LE GOBELET A PANSE CANNELEE,
UN GOBELET GALLO-ROMAND?
Assez fréquemment découvert en fouilles aussi bien en zones
rurales qu’urbanisées, le gobelet cannelé de type « Niederbieber 32 »
semble être une spécificité de Suisse occidentale, voire de Suisse Romande.
Qu’en est-il vraiment ?
Un exemplaire
typique découvert à Yverdon
(Fouilles Parc Piguet, 2006, non publié)
|
On ne connaît pas vraiment de précurseur à ce type de
récipient. Si la forme ovoïde est connue depuis longtemps, et notamment par les
abondantes productions des ateliers lyonnais dès le début du premier siècle de
notre ère, sa forme est toujours lisse, portant souvent un décor guilloché ou
sablé, mais jamais cannelée. Il existe bien un type de gobelet multiconvexe
dans le répertoire de la céramique de Gaule Belgique (dont la Cité des Helvètes fit partie
jusque vers 90 de notre ère), mais sa forme générale est trop éloignée et de
plus cette production cesse totalement dès le troisième quart du Ier
siècle de notre ère. On ne peut donc pas raisonnablement y voir l’origine de
nos gobelets cannelés.
Cette forme de récipient semble donc apparaître sans
précurseur en Suisse occidentale dans le courant de la seconde moitié du IIème
siècle de notre ère, simultanément à l’apparition de toute la gamme de la vaisselle
à vernis argileux issue de nos ateliers régionaux.
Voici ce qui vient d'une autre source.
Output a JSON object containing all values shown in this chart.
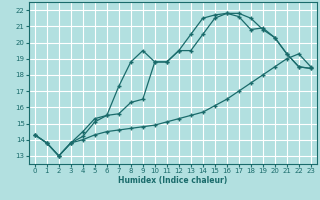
{
  "background_color": "#b2e0e0",
  "grid_color": "#ffffff",
  "line_color": "#1a6b6b",
  "xlabel": "Humidex (Indice chaleur)",
  "xlim": [
    -0.5,
    23.5
  ],
  "ylim": [
    12.5,
    22.5
  ],
  "xticks": [
    0,
    1,
    2,
    3,
    4,
    5,
    6,
    7,
    8,
    9,
    10,
    11,
    12,
    13,
    14,
    15,
    16,
    17,
    18,
    19,
    20,
    21,
    22,
    23
  ],
  "yticks": [
    13,
    14,
    15,
    16,
    17,
    18,
    19,
    20,
    21,
    22
  ],
  "line1_x": [
    0,
    1,
    2,
    3,
    4,
    5,
    6,
    7,
    8,
    9,
    10,
    11,
    12,
    13,
    14,
    15,
    16,
    17,
    18,
    19,
    20,
    21,
    22,
    23
  ],
  "line1_y": [
    14.3,
    13.8,
    13.0,
    13.8,
    14.5,
    15.3,
    15.5,
    17.3,
    18.8,
    19.5,
    18.8,
    18.8,
    19.5,
    20.5,
    21.5,
    21.7,
    21.8,
    21.6,
    20.8,
    20.9,
    20.3,
    19.3,
    18.5,
    18.4
  ],
  "line2_x": [
    0,
    1,
    2,
    3,
    4,
    5,
    6,
    7,
    8,
    9,
    10,
    11,
    12,
    13,
    14,
    15,
    16,
    17,
    18,
    19,
    20,
    21,
    22,
    23
  ],
  "line2_y": [
    14.3,
    13.8,
    13.0,
    13.8,
    14.2,
    15.1,
    15.5,
    15.6,
    16.3,
    16.5,
    18.8,
    18.8,
    19.5,
    19.5,
    20.5,
    21.5,
    21.8,
    21.8,
    21.5,
    20.8,
    20.3,
    19.3,
    18.5,
    18.4
  ],
  "line3_x": [
    0,
    1,
    2,
    3,
    4,
    5,
    6,
    7,
    8,
    9,
    10,
    11,
    12,
    13,
    14,
    15,
    16,
    17,
    18,
    19,
    20,
    21,
    22,
    23
  ],
  "line3_y": [
    14.3,
    13.8,
    13.0,
    13.8,
    14.0,
    14.3,
    14.5,
    14.6,
    14.7,
    14.8,
    14.9,
    15.1,
    15.3,
    15.5,
    15.7,
    16.1,
    16.5,
    17.0,
    17.5,
    18.0,
    18.5,
    19.0,
    19.3,
    18.5
  ]
}
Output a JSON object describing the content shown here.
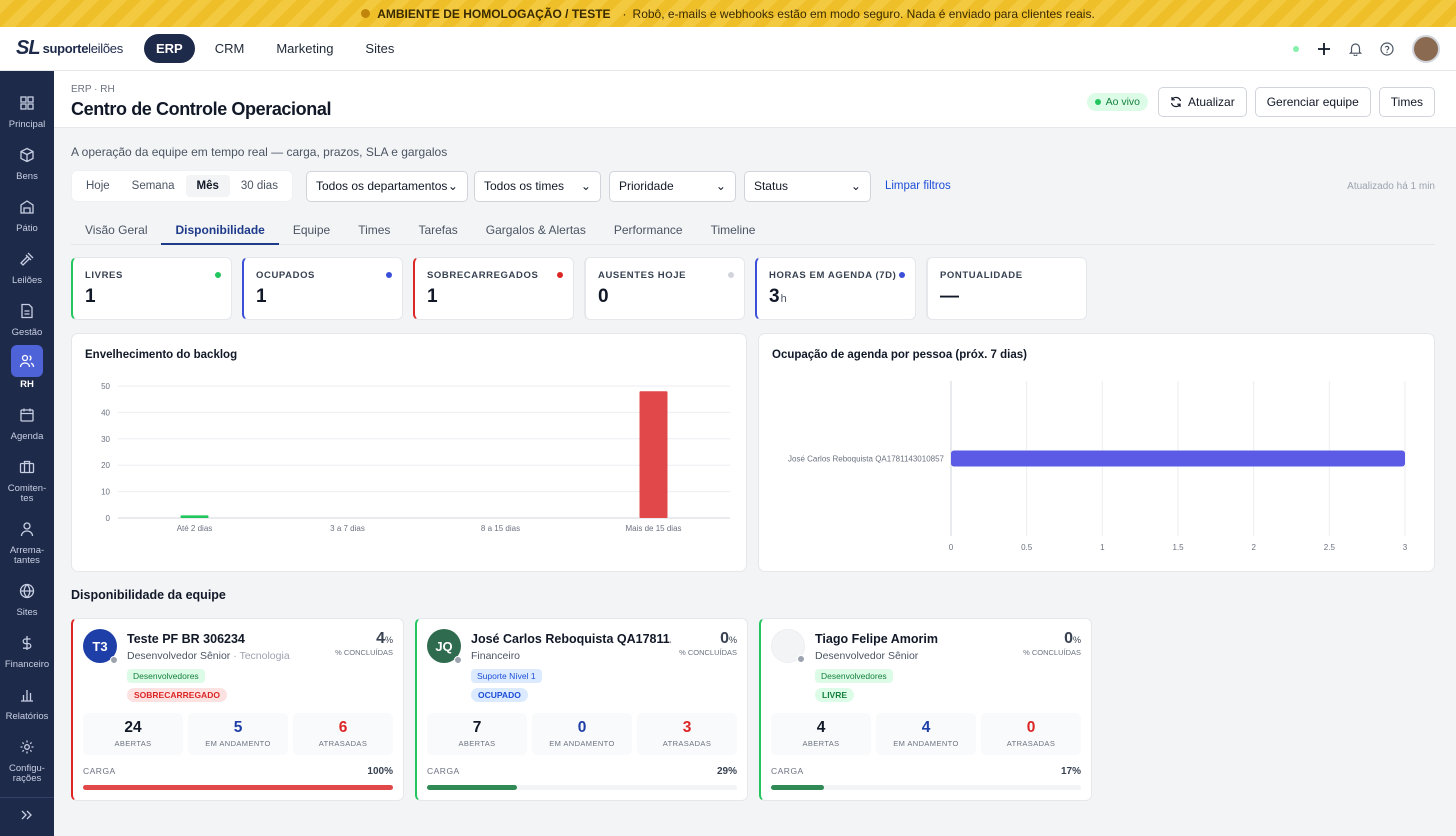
{
  "banner": {
    "title": "AMBIENTE DE HOMOLOGAÇÃO / TESTE",
    "separator": "·",
    "text": "Robô, e-mails e webhooks estão em modo seguro. Nada é enviado para clientes reais."
  },
  "brand": {
    "mark": "SL",
    "name_bold": "suporte",
    "name_rest": "leilões"
  },
  "modules": [
    {
      "label": "ERP",
      "active": true
    },
    {
      "label": "CRM"
    },
    {
      "label": "Marketing"
    },
    {
      "label": "Sites"
    }
  ],
  "sidebar": {
    "items": [
      {
        "label": "Principal",
        "icon": "grid-icon"
      },
      {
        "label": "Bens",
        "icon": "box-icon"
      },
      {
        "label": "Pátio",
        "icon": "warehouse-icon"
      },
      {
        "label": "Leilões",
        "icon": "gavel-icon"
      },
      {
        "label": "Gestão",
        "icon": "document-icon"
      },
      {
        "label": "RH",
        "icon": "users-icon",
        "active": true
      },
      {
        "label": "Agenda",
        "icon": "calendar-icon"
      },
      {
        "label": "Comiten-tes",
        "icon": "briefcase-icon"
      },
      {
        "label": "Arrema-tantes",
        "icon": "user-icon"
      },
      {
        "label": "Sites",
        "icon": "globe-icon"
      },
      {
        "label": "Financeiro",
        "icon": "dollar-icon"
      },
      {
        "label": "Relatórios",
        "icon": "bar-chart-icon"
      },
      {
        "label": "Configu-rações",
        "icon": "gear-icon"
      }
    ],
    "expand_icon": "chevrons-right-icon"
  },
  "header": {
    "breadcrumb": "ERP · RH",
    "title": "Centro de Controle Operacional",
    "live": "Ao vivo",
    "refresh": "Atualizar",
    "manage": "Gerenciar equipe",
    "teams": "Times"
  },
  "subtitle": "A operação da equipe em tempo real — carga, prazos, SLA e gargalos",
  "filters": {
    "periods": [
      {
        "label": "Hoje"
      },
      {
        "label": "Semana"
      },
      {
        "label": "Mês",
        "active": true
      },
      {
        "label": "30 dias"
      }
    ],
    "department": "Todos os departamentos",
    "team": "Todos os times",
    "priority": "Prioridade",
    "status": "Status",
    "clear": "Limpar filtros",
    "updated": "Atualizado há 1 min"
  },
  "tabs": [
    {
      "label": "Visão Geral"
    },
    {
      "label": "Disponibilidade",
      "active": true
    },
    {
      "label": "Equipe"
    },
    {
      "label": "Times"
    },
    {
      "label": "Tarefas"
    },
    {
      "label": "Gargalos & Alertas"
    },
    {
      "label": "Performance"
    },
    {
      "label": "Timeline"
    }
  ],
  "kpis": [
    {
      "label": "LIVRES",
      "value": "1",
      "color": "#22c55e",
      "dot": "#22c55e"
    },
    {
      "label": "OCUPADOS",
      "value": "1",
      "color": "#3b4fd8",
      "dot": "#3b4fd8"
    },
    {
      "label": "SOBRECARREGADOS",
      "value": "1",
      "color": "#dc2626",
      "dot": "#dc2626"
    },
    {
      "label": "AUSENTES HOJE",
      "value": "0",
      "color": "#d1d5db",
      "dot": "#d1d5db"
    },
    {
      "label": "HORAS EM AGENDA (7D)",
      "value": "3",
      "unit": "h",
      "color": "#3b4fd8",
      "dot": "#3b4fd8"
    },
    {
      "label": "PONTUALIDADE",
      "value": "—",
      "color": "#d1d5db"
    }
  ],
  "chart_data": [
    {
      "type": "bar",
      "title": "Envelhecimento do backlog",
      "categories": [
        "Até 2 dias",
        "3 a 7 dias",
        "8 a 15 dias",
        "Mais de 15 dias"
      ],
      "values": [
        1,
        0,
        0,
        48
      ],
      "ylim": [
        0,
        50
      ],
      "yticks": [
        0,
        10,
        20,
        30,
        40,
        50
      ],
      "colors": [
        "#22c55e",
        "#22c55e",
        "#22c55e",
        "#e0484a"
      ],
      "grid": true
    },
    {
      "type": "bar",
      "orientation": "horizontal",
      "title": "Ocupação de agenda por pessoa (próx. 7 dias)",
      "categories": [
        "José Carlos Reboquista QA1781143010857"
      ],
      "values": [
        3
      ],
      "xlim": [
        0,
        3
      ],
      "xticks": [
        "0",
        "0.5",
        "1",
        "1.5",
        "2",
        "2.5",
        "3"
      ],
      "color": "#5b5be6",
      "grid": true
    }
  ],
  "team_section": "Disponibilidade da equipe",
  "people": [
    {
      "initials": "T3",
      "avatar_color": "#1e3fa8",
      "accent": "#dc2626",
      "name": "Teste PF BR 306234",
      "role": "Desenvolvedor Sênior",
      "dept": "Tecnologia",
      "tag": "Desenvolvedores",
      "tag_bg": "#dcfce7",
      "tag_fg": "#15803d",
      "status": "SOBRECARREGADO",
      "status_bg": "#fee2e2",
      "status_fg": "#dc2626",
      "pct": "4",
      "pct_unit": "%",
      "pct_label": "% CONCLUÍDAS",
      "open": "24",
      "in_progress": "5",
      "late": "6",
      "open_label": "ABERTAS",
      "progress_label": "EM ANDAMENTO",
      "late_label": "ATRASADAS",
      "load_label": "CARGA",
      "load": "100%",
      "load_fraction": 1.0,
      "bar_color": "#e0484a"
    },
    {
      "initials": "JQ",
      "avatar_color": "#2f6b4f",
      "accent": "#22c55e",
      "name": "José Carlos Reboquista QA17811...",
      "role": "Financeiro",
      "dept": "",
      "tag": "Suporte Nível 1",
      "tag_bg": "#dbeafe",
      "tag_fg": "#1d4ed8",
      "status": "OCUPADO",
      "status_bg": "#dbeafe",
      "status_fg": "#1d4ed8",
      "pct": "0",
      "pct_unit": "%",
      "pct_label": "% CONCLUÍDAS",
      "open": "7",
      "in_progress": "0",
      "late": "3",
      "open_label": "ABERTAS",
      "progress_label": "EM ANDAMENTO",
      "late_label": "ATRASADAS",
      "load_label": "CARGA",
      "load": "29%",
      "load_fraction": 0.29,
      "bar_color": "#2f8a55"
    },
    {
      "initials": "",
      "avatar_color": "#f3f4f6",
      "accent": "#22c55e",
      "name": "Tiago Felipe Amorim",
      "role": "Desenvolvedor Sênior",
      "dept": "",
      "tag": "Desenvolvedores",
      "tag_bg": "#dcfce7",
      "tag_fg": "#15803d",
      "status": "LIVRE",
      "status_bg": "#dcfce7",
      "status_fg": "#15803d",
      "pct": "0",
      "pct_unit": "%",
      "pct_label": "% CONCLUÍDAS",
      "open": "4",
      "in_progress": "4",
      "late": "0",
      "open_label": "ABERTAS",
      "progress_label": "EM ANDAMENTO",
      "late_label": "ATRASADAS",
      "load_label": "CARGA",
      "load": "17%",
      "load_fraction": 0.17,
      "bar_color": "#2f8a55"
    }
  ]
}
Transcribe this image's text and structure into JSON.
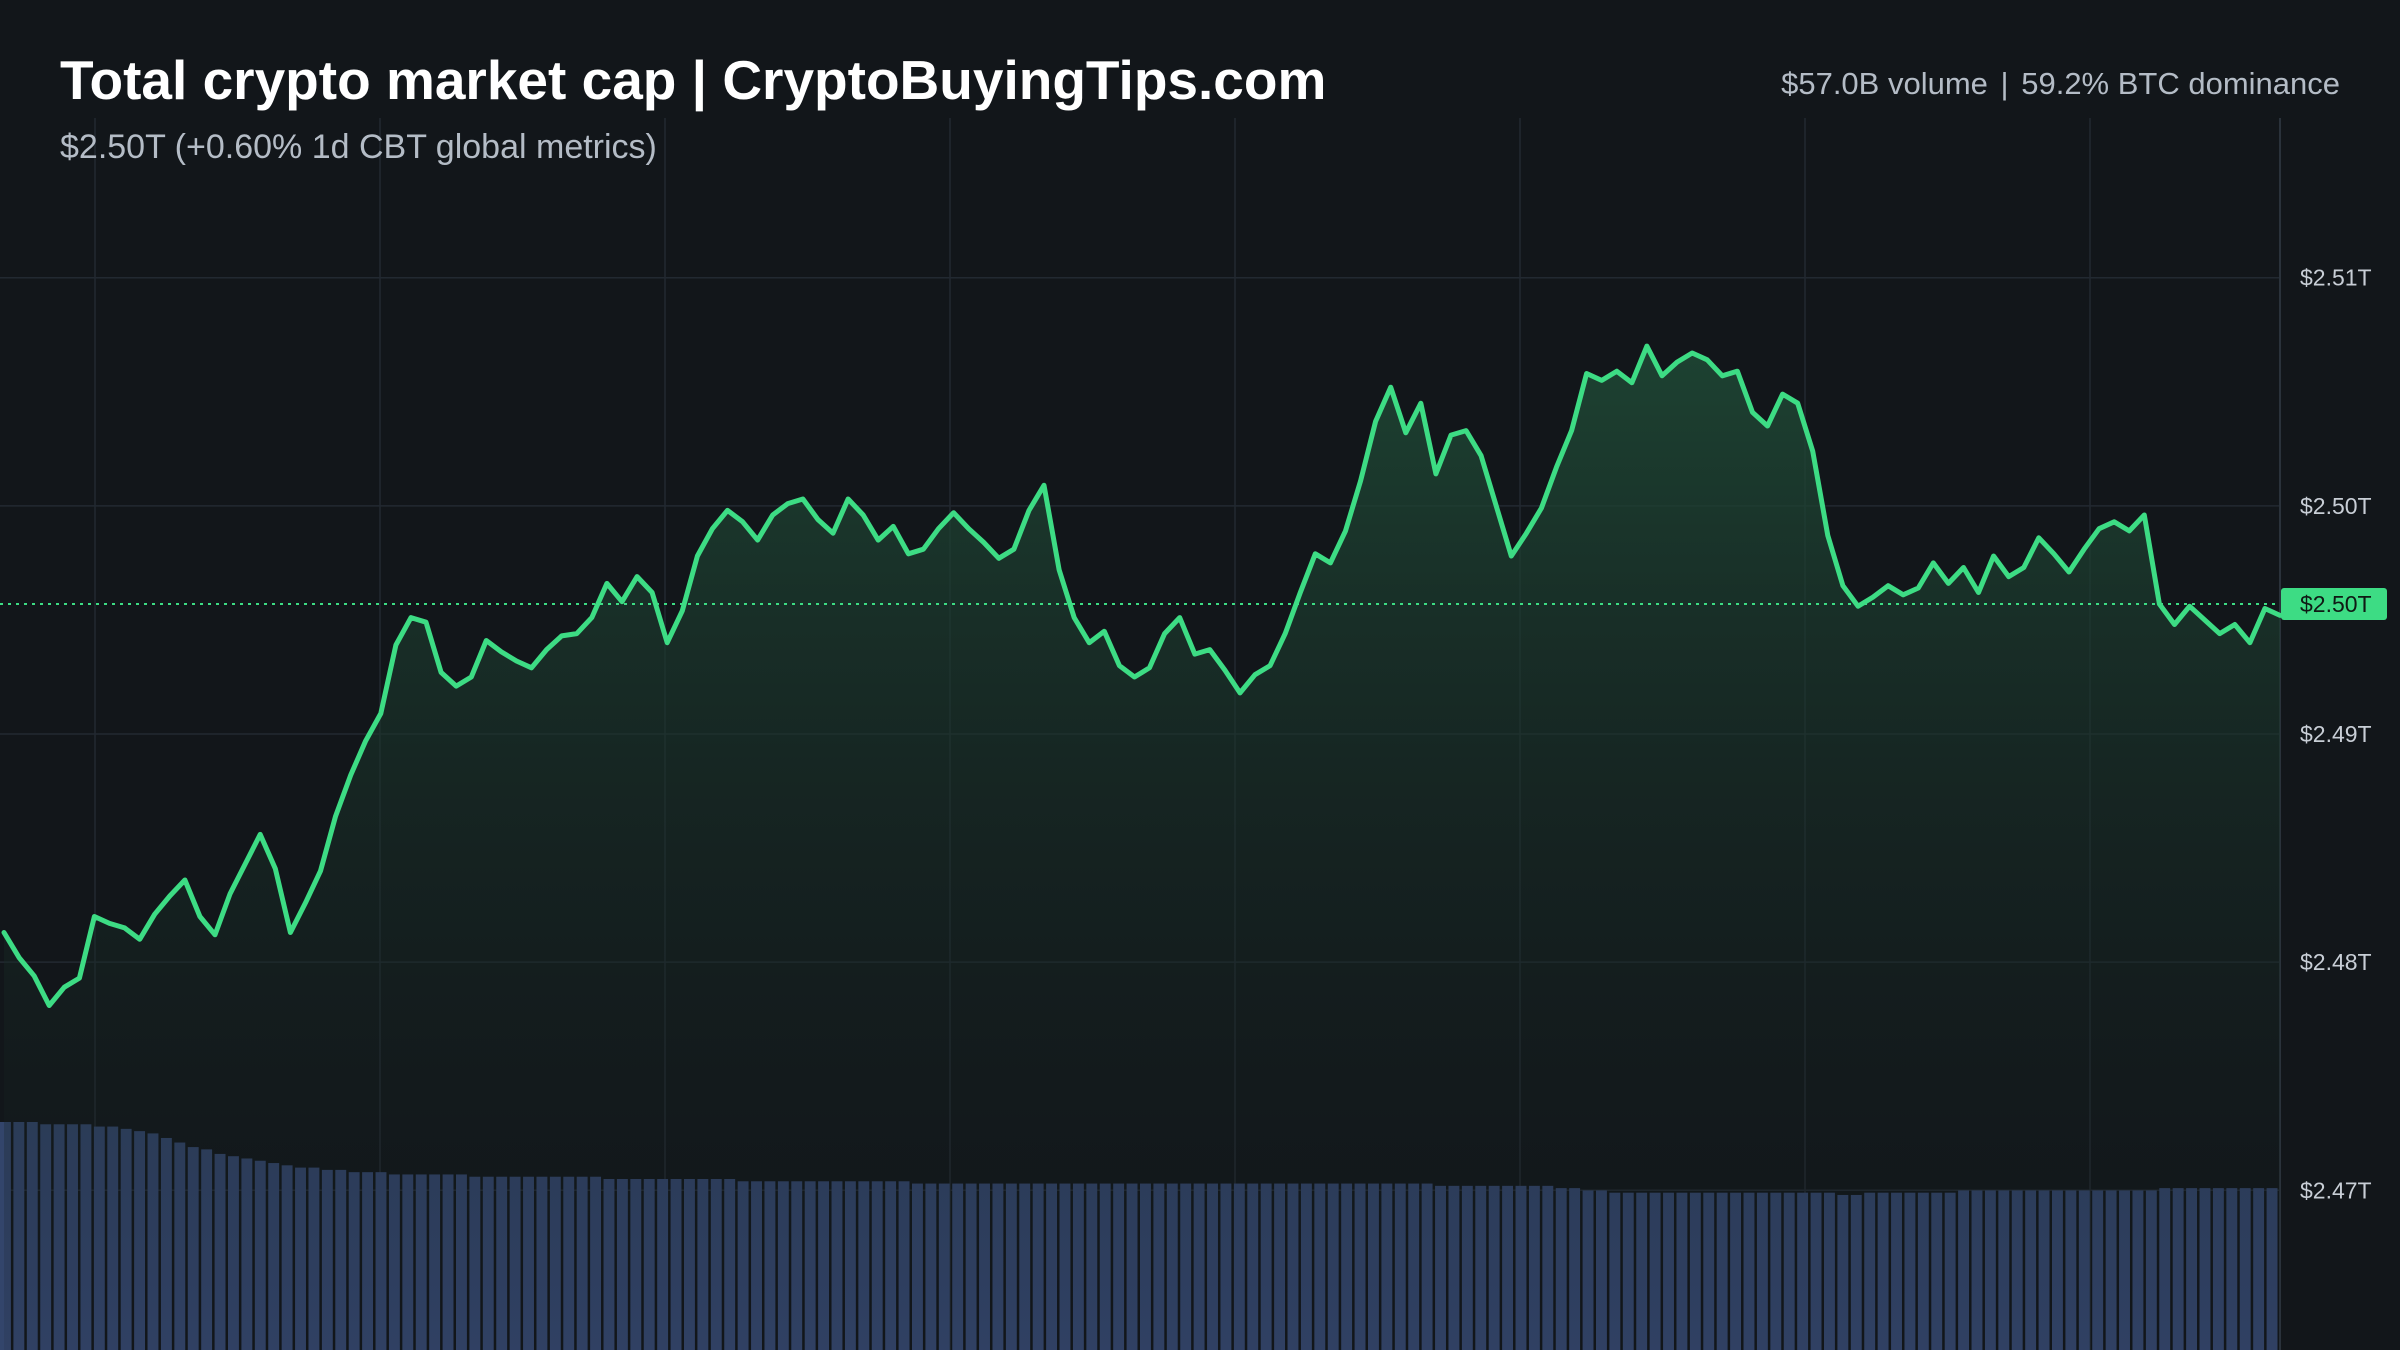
{
  "header": {
    "title": "Total crypto market cap | CryptoBuyingTips.com",
    "subtitle": "$2.50T (+0.60% 1d CBT global metrics)",
    "volume": "$57.0B volume",
    "separator": "|",
    "dominance": "59.2% BTC dominance"
  },
  "colors": {
    "background": "#12161a",
    "line": "#3ddc84",
    "area_top": "#1f4a36",
    "volume_bars": "#33456b",
    "grid": "#222931",
    "axis_text": "#c8ced6",
    "current_tag_bg": "#3ddc84",
    "current_tag_text": "#0f1a14"
  },
  "chart_data": {
    "type": "area",
    "title": "Total crypto market cap | CryptoBuyingTips.com",
    "y_unit": "USD trillions",
    "ylim": [
      2.463,
      2.517
    ],
    "y_ticks": [
      {
        "value": 2.51,
        "label": "$2.51T"
      },
      {
        "value": 2.5,
        "label": "$2.50T"
      },
      {
        "value": 2.49,
        "label": "$2.49T"
      },
      {
        "value": 2.48,
        "label": "$2.48T"
      },
      {
        "value": 2.47,
        "label": "$2.47T"
      }
    ],
    "current_value": {
      "value": 2.4957,
      "label": "$2.50T"
    },
    "grid": true,
    "series": [
      {
        "type": "line-area",
        "values": [
          2.4813,
          2.4802,
          2.4794,
          2.4781,
          2.4789,
          2.4793,
          2.482,
          2.4817,
          2.4815,
          2.481,
          2.4821,
          2.4829,
          2.4836,
          2.482,
          2.4812,
          2.483,
          2.4843,
          2.4856,
          2.4841,
          2.4813,
          2.4826,
          2.484,
          2.4864,
          2.4882,
          2.4897,
          2.4909,
          2.4939,
          2.4951,
          2.4949,
          2.4927,
          2.4921,
          2.4925,
          2.4941,
          2.4936,
          2.4932,
          2.4929,
          2.4937,
          2.4943,
          2.4944,
          2.4951,
          2.4966,
          2.4958,
          2.4969,
          2.4962,
          2.494,
          2.4954,
          2.4978,
          2.499,
          2.4998,
          2.4993,
          2.4985,
          2.4996,
          2.5001,
          2.5003,
          2.4994,
          2.4988,
          2.5003,
          2.4996,
          2.4985,
          2.4991,
          2.4979,
          2.4981,
          2.499,
          2.4997,
          2.499,
          2.4984,
          2.4977,
          2.4981,
          2.4998,
          2.5009,
          2.4972,
          2.4951,
          2.494,
          2.4945,
          2.493,
          2.4925,
          2.4929,
          2.4944,
          2.4951,
          2.4935,
          2.4937,
          2.4928,
          2.4918,
          2.4926,
          2.493,
          2.4944,
          2.4962,
          2.4979,
          2.4975,
          2.4989,
          2.5011,
          2.5037,
          2.5052,
          2.5032,
          2.5045,
          2.5014,
          2.5031,
          2.5033,
          2.5022,
          2.5,
          2.4978,
          2.4988,
          2.4999,
          2.5017,
          2.5033,
          2.5058,
          2.5055,
          2.5059,
          2.5054,
          2.507,
          2.5057,
          2.5063,
          2.5067,
          2.5064,
          2.5057,
          2.5059,
          2.5041,
          2.5035,
          2.5049,
          2.5045,
          2.5024,
          2.4987,
          2.4965,
          2.4956,
          2.496,
          2.4965,
          2.4961,
          2.4964,
          2.4975,
          2.4966,
          2.4973,
          2.4962,
          2.4978,
          2.4969,
          2.4973,
          2.4986,
          2.4979,
          2.4971,
          2.4981,
          2.499,
          2.4993,
          2.4989,
          2.4996,
          2.4957,
          2.4948,
          2.4956,
          2.495,
          2.4944,
          2.4948,
          2.494,
          2.4955,
          2.4952
        ]
      },
      {
        "type": "volume",
        "values": [
          100,
          100,
          100,
          99,
          99,
          99,
          99,
          98,
          98,
          97,
          96,
          95,
          93,
          91,
          89,
          88,
          86,
          85,
          84,
          83,
          82,
          81,
          80,
          80,
          79,
          79,
          78,
          78,
          78,
          77,
          77,
          77,
          77,
          77,
          77,
          76,
          76,
          76,
          76,
          76,
          76,
          76,
          76,
          76,
          76,
          75,
          75,
          75,
          75,
          75,
          75,
          75,
          75,
          75,
          75,
          74,
          74,
          74,
          74,
          74,
          74,
          74,
          74,
          74,
          74,
          74,
          74,
          74,
          73,
          73,
          73,
          73,
          73,
          73,
          73,
          73,
          73,
          73,
          73,
          73,
          73,
          73,
          73,
          73,
          73,
          73,
          73,
          73,
          73,
          73,
          73,
          73,
          73,
          73,
          73,
          73,
          73,
          73,
          73,
          73,
          73,
          73,
          73,
          73,
          73,
          73,
          73,
          72,
          72,
          72,
          72,
          72,
          72,
          72,
          72,
          72,
          71,
          71,
          70,
          70,
          69,
          69,
          69,
          69,
          69,
          69,
          69,
          69,
          69,
          69,
          69,
          69,
          69,
          69,
          69,
          69,
          69,
          68,
          68,
          69,
          69,
          69,
          69,
          69,
          69,
          69,
          70,
          70,
          70,
          70,
          70,
          70,
          70,
          70,
          70,
          70,
          70,
          70,
          70,
          70,
          70,
          71,
          71,
          71,
          71,
          71,
          71,
          71,
          71,
          71
        ]
      }
    ]
  }
}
Toutefois, si cette forme
est assurément abondante à Lousonna (Lüginbühl 1999, Vidy 2013), et peut-être à
Genève (Paunier, 1981), attestée et assez fréquente à Yverdon (fouilles parc
Piguet 2006-2009, Steiner, Menna, 2004) et Nyon (Paunier, 1981), sa présence est
plus discrète à Avenches (Kaenel 1974, Castella-Meylan 1994, Bosse, 2004) ainsi
qu’à Berne.
Les sites de
production :
Plusieurs sites de production sont attestés :
Lousonna : Deux ateliers ont fourni des rebuts
de production de ce type : L’atelier « du secteur 23 » situé dans
l’avant-dernier ilot sud-ouest du vicus
a fourni de nombreux ratés très fragmentés, dont de nombreux gobelets ovoïdes,
certains cannelés. A La rue de Chavannes 29, à la périphérie Est du Vicus, deux
fours ont été découverts en 1984 et là aussi dans leur mobilier de comblement
des gobelets se rapportant certainement à la production de l’atelier ont été
identifiés. Les styles cannelés y sont aussi présents.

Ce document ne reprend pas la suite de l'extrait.